Kid A, one of Radiohead’s masterpieces, came out 10 years ago, on October 2, 2000. Celebrate Kid A Day!
A decade later, I still recall much of what surrounded that day. This was, for me, one of the last big event releases. Nowadays, with the internet, and album’s leaking early, the industry and marketing and the idea of releases have all changed pretty drastically. (I’m not complaining.)
Back then though, the internet was mostly used to build up interest. And Radiohead was great at internet marketing (they still are). Their previous album OK Computer was huge and brilliant, and just as the Meeting People Is Easy documentary documents, Radiohead had had enough. So they took a long break. By the time 2000 came around though, there were hints of activity… finally. Radiohead websites would report the details of their warm-up concerts and bits of info like that. Guitarist Ed O’Brien even kept his own diary of the Kid A and Amnesiac recording sessions, which was updated on their own site as they were recording. All of this just added to the build-up of what might be coming.
But while song titles might be floated around, what was the actual music like? Most of us had no idea. Songs didn’t really leak early back then, not on a really giant scale anyway. And besides, there were no singles from the album. They released a bunch of “blips” of music to various websites which were mysterious. Wikipedia says that some live shows had been shared on the web with some of the new songs from that summer, so some fans knew the songs from that. But at that point, the whole mp3/downloading culture was just forming. I, at least, did not quite catch on to downloading until a year or so later (whenever I got broadband). I had no idea what the new music was going to be like.
So when Kid A was finally released on October 2, it was fresh. And exciting. In part because of this, I don’t believe Kid A is really 10 songs, but actually one long piece, fully formed and shaped just perfectly. That is how it came into the world ten years ago.
I remember stopping in at the record store on October 2, in the morning, on the way to work, to buy my copy. I held off listening on the subway, waiting to get inside where I could pay closer attention. I listened to the album for the first time on headphones at my computer as I coded some educational math websites. Those first two songs, with Thom Yorke’s voice sounding so electronic on each, was a shock. I even skipped back and listened to them again before moving on to the later songs. What did I just hear? What are they doing? But it was still evident, from “Everything In Its Right Place”s melody to “Kid A”s ambience, that even with the slight change in sound, this new music was still Radiohead at its core.

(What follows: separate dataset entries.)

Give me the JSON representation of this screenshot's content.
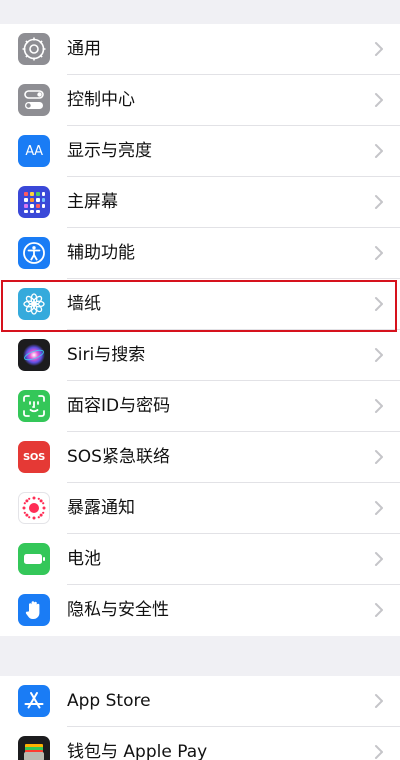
{
  "colors": {
    "page_background": "#f0f0f4",
    "row_background": "#ffffff",
    "separator": "#e2e2e6",
    "chevron": "#c5c5c9",
    "highlight": "#d6121d",
    "icon_gray": "#8e8e93",
    "icon_blue": "#1a7cf5",
    "icon_indigo": "#3a48d8",
    "icon_cyan": "#35aadc",
    "icon_green": "#34c759",
    "icon_red": "#e53935",
    "icon_dark": "#1c1c1e"
  },
  "settings_group_1": {
    "items": [
      {
        "label": "通用",
        "icon": "gear-icon",
        "icon_color": "#8e8e93"
      },
      {
        "label": "控制中心",
        "icon": "toggles-icon",
        "icon_color": "#8e8e93"
      },
      {
        "label": "显示与亮度",
        "icon": "aa-icon",
        "icon_color": "#1a7cf5",
        "icon_text": "AA"
      },
      {
        "label": "主屏幕",
        "icon": "home-screen-grid-icon",
        "icon_color": "#3a48d8"
      },
      {
        "label": "辅助功能",
        "icon": "accessibility-icon",
        "icon_color": "#1a7cf5"
      },
      {
        "label": "墙纸",
        "icon": "wallpaper-flower-icon",
        "icon_color": "#35aadc",
        "highlighted": true
      },
      {
        "label": "Siri与搜索",
        "icon": "siri-icon",
        "icon_color": "#1c1c1e"
      },
      {
        "label": "面容ID与密码",
        "icon": "face-id-icon",
        "icon_color": "#34c759"
      },
      {
        "label": "SOS紧急联络",
        "icon": "sos-icon",
        "icon_color": "#e53935",
        "icon_text": "SOS"
      },
      {
        "label": "暴露通知",
        "icon": "exposure-notification-icon",
        "icon_color": "#ffffff"
      },
      {
        "label": "电池",
        "icon": "battery-icon",
        "icon_color": "#34c759"
      },
      {
        "label": "隐私与安全性",
        "icon": "hand-icon",
        "icon_color": "#1a7cf5"
      }
    ]
  },
  "settings_group_2": {
    "items": [
      {
        "label": "App Store",
        "icon": "app-store-icon",
        "icon_color": "#1a7cf5"
      },
      {
        "label": "钱包与 Apple Pay",
        "icon": "wallet-icon",
        "icon_color": "#1c1c1e"
      }
    ]
  }
}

Also wrapped in my memory of that morning is that it was starting to get cold. That summer, I had moved from southern California to Massachusetts, and was basically unfamiliar with the cold of New England. I was looking forward to it, but I’d heard a lot of, “Oh man, it’s gonna be awful!” It would get worse than that day, for sure, but I was starting to notice it in the air. Throughout the rest of the year, Kid A would often be on the Discman as I experienced my first cold winter. I felt like I was viewing my new situation–the distance I felt in having moved so far, but also the wonder of having done it and being somewhere new–in a similar way to how the world was viewed on Kid A. From a distance. As always, Radiohead somehow dropped an album on me, at just the right time.
While I’m recollecting about this day, ten years ago, the album would not be that important to me if it were purely nostalgia. Kid A has lasted, and brings me great comfort, and still always impresses me. Sometimes I’m still noticing things in it I haven’t noticed before (or forgot!). I could easily walk through this album and all its moments of beauty, emotional lyrics, the perfect ebb and flow that the album takes you through on one listen, all the feelings and attachments I’ve associated and remember with this work.
But, that’s what Kid A Day is for you to do on your own.